Pioneering technique for synthesizing intricate chemical compounds

In a significant breakthrough for the field of organic chemistry, researchers at the Department of Chemistry and Pharmacy at Friedrich-Alexander University Erlangen-Nürnberg (FAU) have developed a new process for producing hexaarylbenzene molecules on a large scale. This new process, published in the prestigious journal Angewandte Chemie with DOI: 10.1002/anie.202104437, enables the synthesis of asymmetrical hexaarylbenzene molecules, a feat that was previously unachievable or only possible in small quantities.

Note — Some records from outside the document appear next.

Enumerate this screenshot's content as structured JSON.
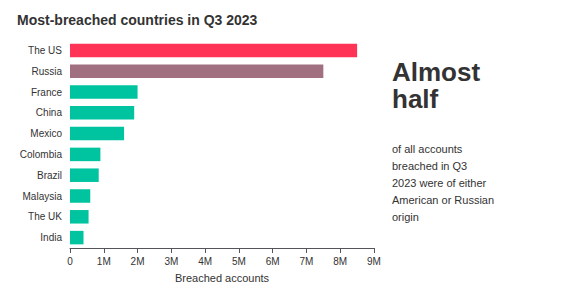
{
  "chart_data": {
    "type": "bar",
    "orientation": "horizontal",
    "title": "Most-breached countries in Q3 2023",
    "categories": [
      "The US",
      "Russia",
      "France",
      "China",
      "Mexico",
      "Colombia",
      "Brazil",
      "Malaysia",
      "The UK",
      "India"
    ],
    "values": [
      8500000,
      7500000,
      2000000,
      1900000,
      1600000,
      900000,
      850000,
      600000,
      550000,
      400000
    ],
    "colors": [
      "#FF3355",
      "#A07080",
      "#00C4A0",
      "#00C4A0",
      "#00C4A0",
      "#00C4A0",
      "#00C4A0",
      "#00C4A0",
      "#00C4A0",
      "#00C4A0"
    ],
    "xlabel": "Breached accounts",
    "xlim": [
      0,
      9000000
    ],
    "xticks": [
      0,
      {
        "value": 1000000,
        "label": "1M"
      },
      {
        "value": 2000000,
        "label": "2M"
      },
      {
        "value": 3000000,
        "label": "3M"
      },
      {
        "value": 4000000,
        "label": "4M"
      },
      {
        "value": 5000000,
        "label": "5M"
      },
      {
        "value": 6000000,
        "label": "6M"
      },
      {
        "value": 7000000,
        "label": "7M"
      },
      {
        "value": 8000000,
        "label": "8M"
      },
      {
        "value": 9000000,
        "label": "9M"
      }
    ],
    "annotations": [
      "Almost\nhalf",
      "of all accounts\nbreached in Q3\n2023 were of either\nAmerican or Russian\norigin"
    ],
    "grid": false
  }
}
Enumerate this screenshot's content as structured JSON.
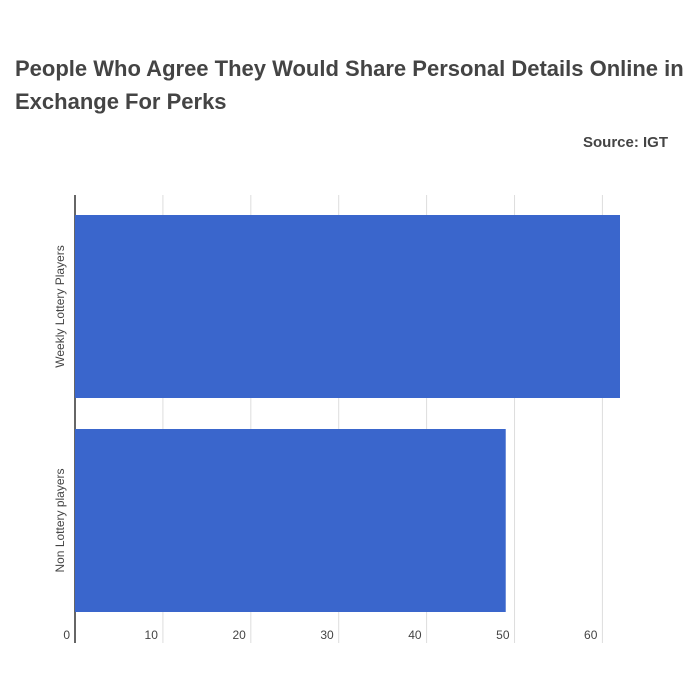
{
  "chart_data": {
    "type": "bar",
    "orientation": "horizontal",
    "title": "People Who Agree They Would Share Personal Details Online in Exchange For Perks",
    "source": "Source: IGT",
    "categories": [
      "Weekly Lottery Players",
      "Non Lottery players"
    ],
    "values": [
      62,
      49
    ],
    "color": "#3a66cc",
    "xlim": [
      0,
      62
    ],
    "xticks": [
      0,
      10,
      20,
      30,
      40,
      50,
      60
    ],
    "grid": true
  }
}
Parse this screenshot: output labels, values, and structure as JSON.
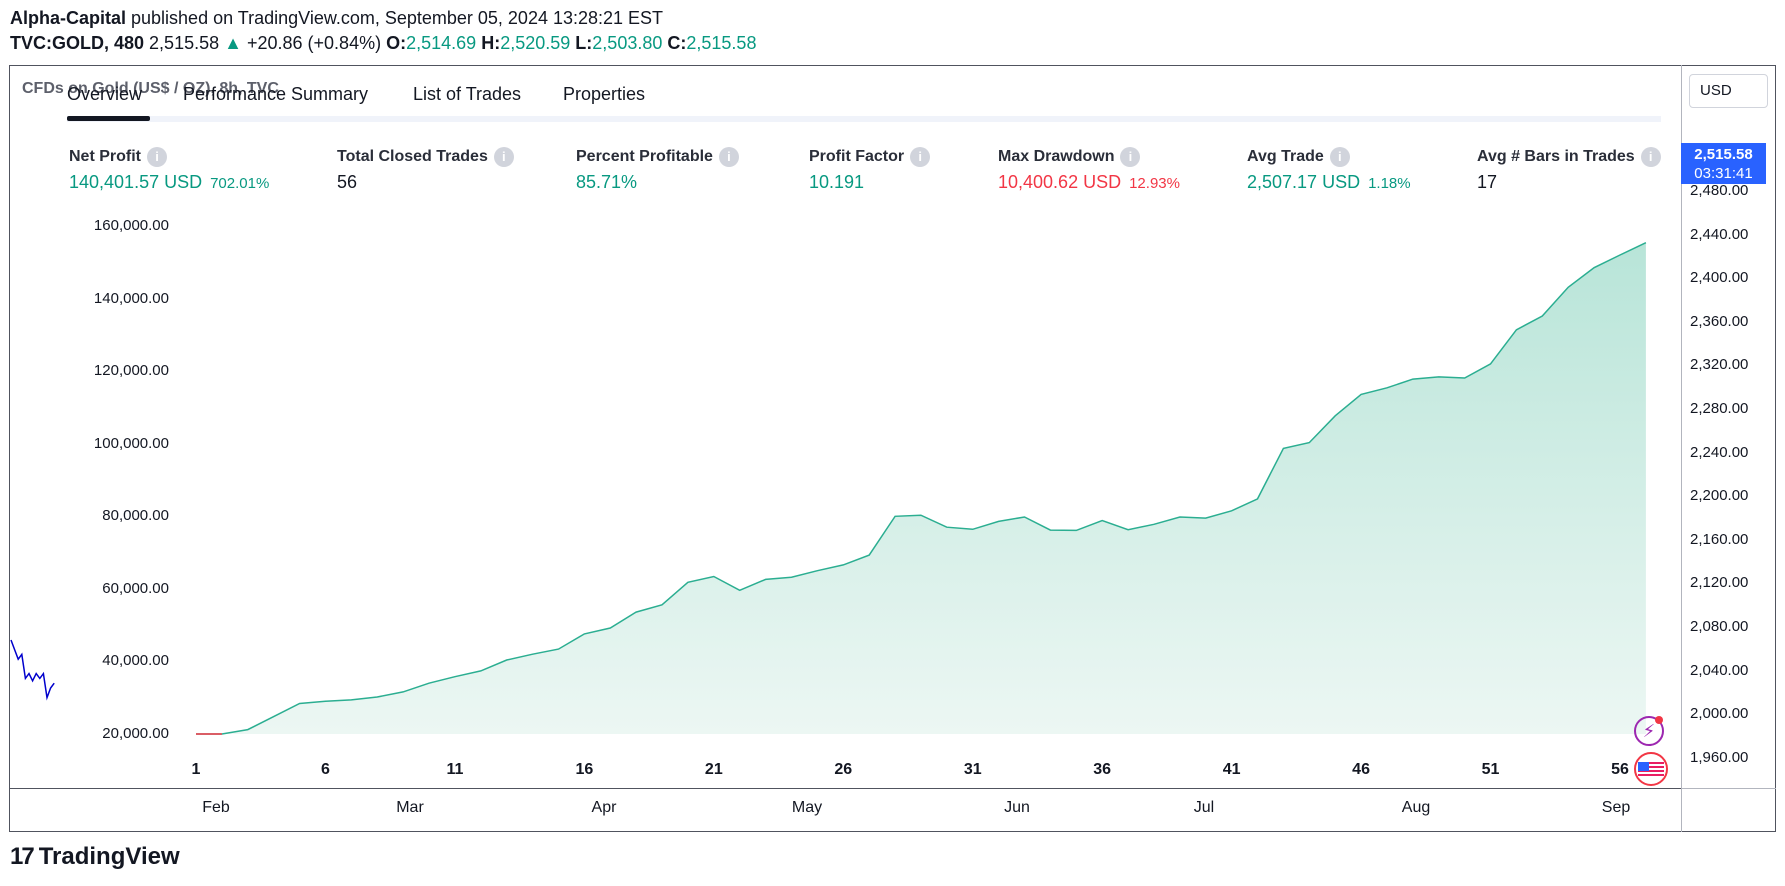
{
  "header": {
    "author": "Alpha-Capital",
    "published_text": " published on TradingView.com, September 05, 2024 13:28:21 EST",
    "symbol": "TVC:GOLD, 480",
    "last_price": "2,515.58",
    "change_arrow": "▲",
    "change": "+20.86 (+0.84%)",
    "o_label": "O:",
    "o_value": "2,514.69",
    "h_label": "H:",
    "h_value": "2,520.59",
    "l_label": "L:",
    "l_value": "2,503.80",
    "c_label": "C:",
    "c_value": "2,515.58"
  },
  "chart_title": "CFDs on Gold (US$ / OZ), 8h, TVC",
  "currency_button": "USD",
  "tabs": [
    {
      "label": "Overview",
      "active": true
    },
    {
      "label": "Performance Summary",
      "active": false
    },
    {
      "label": "List of Trades",
      "active": false
    },
    {
      "label": "Properties",
      "active": false
    }
  ],
  "stats": [
    {
      "label": "Net Profit",
      "value": "140,401.57 USD",
      "pct": "702.01%",
      "color": "green"
    },
    {
      "label": "Total Closed Trades",
      "value": "56",
      "pct": "",
      "color": "dark"
    },
    {
      "label": "Percent Profitable",
      "value": "85.71%",
      "pct": "",
      "color": "green"
    },
    {
      "label": "Profit Factor",
      "value": "10.191",
      "pct": "",
      "color": "green"
    },
    {
      "label": "Max Drawdown",
      "value": "10,400.62 USD",
      "pct": "12.93%",
      "color": "red"
    },
    {
      "label": "Avg Trade",
      "value": "2,507.17 USD",
      "pct": "1.18%",
      "color": "green"
    },
    {
      "label": "Avg # Bars in Trades",
      "value": "17",
      "pct": "",
      "color": "dark"
    }
  ],
  "price_tag": {
    "price": "2,515.58",
    "countdown": "03:31:41",
    "color": "#2962ff"
  },
  "right_axis_ticks": [
    "2,480.00",
    "2,440.00",
    "2,400.00",
    "2,360.00",
    "2,320.00",
    "2,280.00",
    "2,240.00",
    "2,200.00",
    "2,160.00",
    "2,120.00",
    "2,080.00",
    "2,040.00",
    "2,000.00",
    "1,960.00"
  ],
  "month_labels": [
    "Feb",
    "Mar",
    "Apr",
    "May",
    "Jun",
    "Jul",
    "Aug",
    "Sep"
  ],
  "footer": {
    "brand": "TradingView",
    "logo_mark": "17"
  },
  "chart_data": {
    "type": "area",
    "xlabel": "",
    "ylabel": "",
    "title": "",
    "x_tick_labels": [
      "1",
      "6",
      "11",
      "16",
      "21",
      "26",
      "31",
      "36",
      "41",
      "46",
      "51",
      "56"
    ],
    "y_tick_labels": [
      "160,000.00",
      "140,000.00",
      "120,000.00",
      "100,000.00",
      "80,000.00",
      "60,000.00",
      "40,000.00",
      "20,000.00"
    ],
    "ylim": [
      20000,
      160000
    ],
    "xlim": [
      1,
      56
    ],
    "series": [
      {
        "color": "#2bae91",
        "x": [
          1,
          2,
          3,
          4,
          5,
          6,
          7,
          8,
          9,
          10,
          11,
          12,
          13,
          14,
          15,
          16,
          17,
          18,
          19,
          20,
          21,
          22,
          23,
          24,
          25,
          26,
          27,
          28,
          29,
          30,
          31,
          32,
          33,
          34,
          35,
          36,
          37,
          38,
          39,
          40,
          41,
          42,
          43,
          44,
          45,
          46,
          47,
          48,
          49,
          50,
          51,
          52,
          53,
          54,
          55,
          56,
          57
        ],
        "values": [
          20000,
          20000,
          21200,
          24800,
          28400,
          29000,
          29400,
          30200,
          31600,
          34000,
          35800,
          37400,
          40400,
          42000,
          43400,
          47600,
          49200,
          53600,
          55600,
          61800,
          63400,
          59600,
          62600,
          63200,
          65000,
          66600,
          69300,
          80000,
          80300,
          77000,
          76400,
          78600,
          79800,
          76200,
          76100,
          78800,
          76300,
          77800,
          79800,
          79500,
          81500,
          84800,
          98700,
          100300,
          107700,
          113600,
          115400,
          117800,
          118400,
          118100,
          122000,
          131400,
          135200,
          143100,
          148500,
          152000,
          155400
        ]
      }
    ],
    "grid": false,
    "legend": "none"
  },
  "mini_price_line": {
    "color": "#0000cc",
    "values": [
      2492,
      2488,
      2484,
      2486,
      2476,
      2478,
      2475,
      2478,
      2476,
      2478,
      2468,
      2472,
      2474
    ]
  }
}
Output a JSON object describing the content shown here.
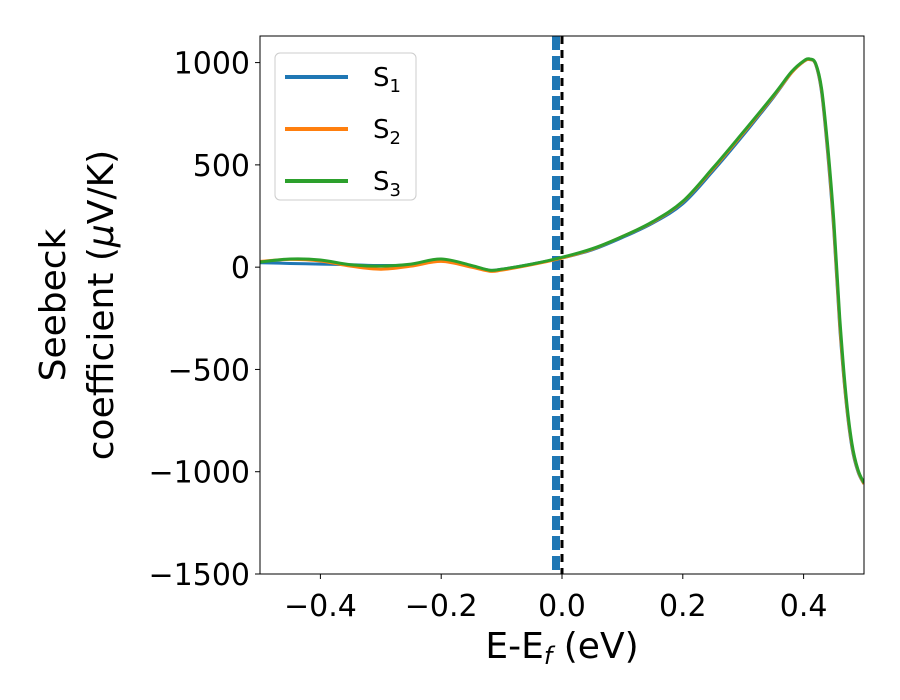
{
  "chart_data": {
    "type": "line",
    "title": "",
    "xlabel": "E-E",
    "xlabel_sub": "f",
    "xlabel_unit": " (eV)",
    "ylabel_line1": "Seebeck",
    "ylabel_line2": "coefficient  (",
    "ylabel_mu": "μ",
    "ylabel_unit": "V/K)",
    "xlim": [
      -0.5,
      0.5
    ],
    "ylim": [
      -1500,
      1130
    ],
    "xticks": [
      -0.4,
      -0.2,
      0.0,
      0.2,
      0.4
    ],
    "xtick_labels": [
      "−0.4",
      "−0.2",
      "0.0",
      "0.2",
      "0.4"
    ],
    "yticks": [
      -1500,
      -1000,
      -500,
      0,
      500,
      1000
    ],
    "ytick_labels": [
      "−1500",
      "−1000",
      "−500",
      "0",
      "500",
      "1000"
    ],
    "grid": false,
    "legend_position": "upper-left",
    "vline": {
      "x": 0.0
    },
    "series": [
      {
        "name": "S",
        "name_sub": "1",
        "color": "#1f77b4",
        "x": [
          -0.5,
          -0.45,
          -0.4,
          -0.35,
          -0.3,
          -0.25,
          -0.2,
          -0.15,
          -0.12,
          -0.1,
          -0.05,
          0.0,
          0.05,
          0.1,
          0.15,
          0.2,
          0.25,
          0.3,
          0.35,
          0.38,
          0.4,
          0.41,
          0.42,
          0.43,
          0.44,
          0.45,
          0.46,
          0.47,
          0.48,
          0.49,
          0.5
        ],
        "y": [
          22,
          18,
          15,
          12,
          8,
          12,
          35,
          5,
          -15,
          -10,
          15,
          45,
          85,
          145,
          215,
          310,
          470,
          645,
          830,
          950,
          1005,
          1015,
          990,
          850,
          550,
          180,
          -300,
          -650,
          -880,
          -1000,
          -1060
        ]
      },
      {
        "name": "S",
        "name_sub": "2",
        "color": "#ff7f0e",
        "x": [
          -0.5,
          -0.45,
          -0.4,
          -0.35,
          -0.3,
          -0.25,
          -0.2,
          -0.15,
          -0.12,
          -0.1,
          -0.05,
          0.0,
          0.05,
          0.1,
          0.15,
          0.2,
          0.25,
          0.3,
          0.35,
          0.38,
          0.4,
          0.41,
          0.42,
          0.43,
          0.44,
          0.45,
          0.46,
          0.47,
          0.48,
          0.49,
          0.5
        ],
        "y": [
          28,
          38,
          30,
          5,
          -10,
          5,
          28,
          0,
          -20,
          -15,
          12,
          45,
          88,
          150,
          220,
          320,
          480,
          655,
          835,
          950,
          1005,
          1015,
          992,
          860,
          570,
          200,
          -280,
          -640,
          -870,
          -995,
          -1060
        ]
      },
      {
        "name": "S",
        "name_sub": "3",
        "color": "#2ca02c",
        "x": [
          -0.5,
          -0.45,
          -0.4,
          -0.35,
          -0.3,
          -0.25,
          -0.2,
          -0.15,
          -0.12,
          -0.1,
          -0.05,
          0.0,
          0.05,
          0.1,
          0.15,
          0.2,
          0.25,
          0.3,
          0.35,
          0.38,
          0.4,
          0.41,
          0.42,
          0.43,
          0.44,
          0.45,
          0.46,
          0.47,
          0.48,
          0.49,
          0.5
        ],
        "y": [
          25,
          40,
          35,
          12,
          5,
          15,
          40,
          8,
          -15,
          -10,
          15,
          48,
          90,
          150,
          222,
          322,
          485,
          660,
          840,
          955,
          1008,
          1018,
          995,
          870,
          590,
          230,
          -250,
          -620,
          -860,
          -990,
          -1055
        ]
      }
    ]
  }
}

The new process is a four-step domino reaction that does not require the use of toxic metals, making it a safer and more environmentally friendly method. The initial compound for the synthesis of asymmetrical hexaarylbenzene is also produced without the aid of toxic metals.

The researchers used specific aromatic rings such as phenyl, biphenyl, and naphthyl groups in their new method. This allows for the production of asymmetrical hexaarylbenzene molecules with six different aromatic rings, providing a wide range of possibilities for further research and application.

Hexaarylbenzene molecules are important functional materials, and the newly developed asymmetrical hexaarylbenzene molecules may be useful for developing innovative liquid crystal materials or organic electronics. They could also play a significant role in the development of organic electronics, a rapidly growing field with potential applications in flexible displays, solar cells, and sensors.

Controls are carried out throughout the procedure to monitor which atom groups replace the hydrogen atoms of the benzene, ensuring the production of high-quality, consistent results.

This breakthrough is a testament to the ongoing research and innovation at FAU, contributing to the advancement of organic chemistry and its practical applications. The large-scale production of asymmetrical hexaarylbenzene molecules opens up new possibilities for further research and development, promising exciting advancements in the field of organic electronics and beyond.